"Victoria döneminde yaşayanların dünyaya bakış açısını yansıtan edebiyat dünyasında Charles Dickens'ın Zor Zamanlar (1854) ve Elizabeth Gaskell'in Mary Barton (1848) ile Kuzey ve Güney (1855) adlı romanları gibi yapıtlar endüstriyel yaşamın zorluklarını, özellikle işçi kesiminin sorunlarını ve acılarını ele almaktaydı. Dickens (1812-70) Zor Zamanlar'da saniyeleşmenin yol açtığı çıkarcı, önlemlere dayalı ve sonuçlara yönelik mantaliteden söz ediyor ve bunu insanların bu yeni dünyadaki deneyimleriyle kıyaslıyordu: 'Fabrikalarda yüzlerce el; Buhar Gücünde ise yüzlerce beygir var. Makinenin yarım kiloluk bir ağırlığın gücü ile neler yapabileceği biliniyor.'
Dickens gerçeklerin, kağıt üzerindeki bilgilerin ve tartışmaların üzerinde durulurken sosyal sorunların asıl nedenlerinden tümüyle uzak kalındığını gözlemledi. Bu gözlem günümüzde modern teknolojinin sağladığı dönüşümün sosyal içerik ve sorunları göz ardı ettiği hakkında söylenenleri çağrıştırıyor. Georg Eliot ve Elizabeth Gaskell dâhil diğer romancılar gibi Dickens ya da yükselen rakamlardan oluşan istatistiklerin bireye toplumda bir yer açmadığı endişesini taşıyordu. Bu endişe hem 1790'lardaki ve on dokuzuncu yüzyılın başındaki romantik ozanlar, hem ortaçağda Rafael'den önceki ressamlar ile bu yazarlar arasında bir bağlantı oluşturuyordu."

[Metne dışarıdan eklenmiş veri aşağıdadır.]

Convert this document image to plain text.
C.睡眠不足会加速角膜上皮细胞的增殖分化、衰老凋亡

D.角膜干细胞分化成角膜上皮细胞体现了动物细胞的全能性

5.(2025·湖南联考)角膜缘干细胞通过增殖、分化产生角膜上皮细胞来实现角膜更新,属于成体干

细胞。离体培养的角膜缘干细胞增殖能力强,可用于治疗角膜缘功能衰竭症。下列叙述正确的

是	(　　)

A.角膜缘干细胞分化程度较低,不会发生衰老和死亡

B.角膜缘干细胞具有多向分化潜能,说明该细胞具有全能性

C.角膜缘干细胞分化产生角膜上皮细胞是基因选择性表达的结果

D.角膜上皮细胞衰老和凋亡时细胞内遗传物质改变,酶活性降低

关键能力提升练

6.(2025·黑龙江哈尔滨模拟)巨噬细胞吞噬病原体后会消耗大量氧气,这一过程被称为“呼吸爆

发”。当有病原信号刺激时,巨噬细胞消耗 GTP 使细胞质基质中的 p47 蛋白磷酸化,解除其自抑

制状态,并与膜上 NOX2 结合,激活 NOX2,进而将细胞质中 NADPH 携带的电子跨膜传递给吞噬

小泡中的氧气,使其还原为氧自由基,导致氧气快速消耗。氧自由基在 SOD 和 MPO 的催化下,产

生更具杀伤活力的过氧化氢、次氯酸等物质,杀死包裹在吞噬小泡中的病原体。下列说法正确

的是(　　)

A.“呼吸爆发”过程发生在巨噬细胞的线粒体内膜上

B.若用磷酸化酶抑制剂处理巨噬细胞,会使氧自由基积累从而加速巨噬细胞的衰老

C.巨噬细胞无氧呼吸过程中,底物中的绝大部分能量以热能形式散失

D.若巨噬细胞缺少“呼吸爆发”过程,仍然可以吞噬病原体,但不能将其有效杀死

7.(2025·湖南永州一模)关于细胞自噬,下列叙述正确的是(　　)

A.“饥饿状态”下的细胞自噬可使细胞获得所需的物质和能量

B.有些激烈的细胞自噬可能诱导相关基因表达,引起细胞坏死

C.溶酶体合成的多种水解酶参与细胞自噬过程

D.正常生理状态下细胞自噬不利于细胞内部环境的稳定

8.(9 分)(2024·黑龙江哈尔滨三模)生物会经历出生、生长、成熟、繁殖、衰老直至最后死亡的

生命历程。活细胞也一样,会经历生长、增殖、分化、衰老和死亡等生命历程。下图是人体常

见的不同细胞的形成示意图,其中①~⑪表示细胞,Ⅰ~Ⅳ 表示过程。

İngiltere Ulaşım Tarihinin Edebi Eserlerde İşlenişine Dair
"Edebiyat eserlerinde, tren, kültürlü kentlilerin davranış ve tutumlarını kırsal kesime taşımalarını sağlıyordu. Örneğin Oscar Wilde'ın The Importance of Being Earnest (Ciddi Olmanın Önemi) (1895) adlı oyununda Gwendolen Fairfax Hertfordshire'ı ziyaret ediyor, H.G.Wells'in Love and Mr. Lewisham (Aşk ve Bay Lewisham) (1900) adlı romanında Ethel Hendeson Sussex'e geliyordu. Sherlock Holmes ve daha sonra Hercule Poirot Londra'dab trene binip kötü adamların peşine düşüyor, Scotland Yard dedektifleri yerel polis gücünün yardımına gidiyordu."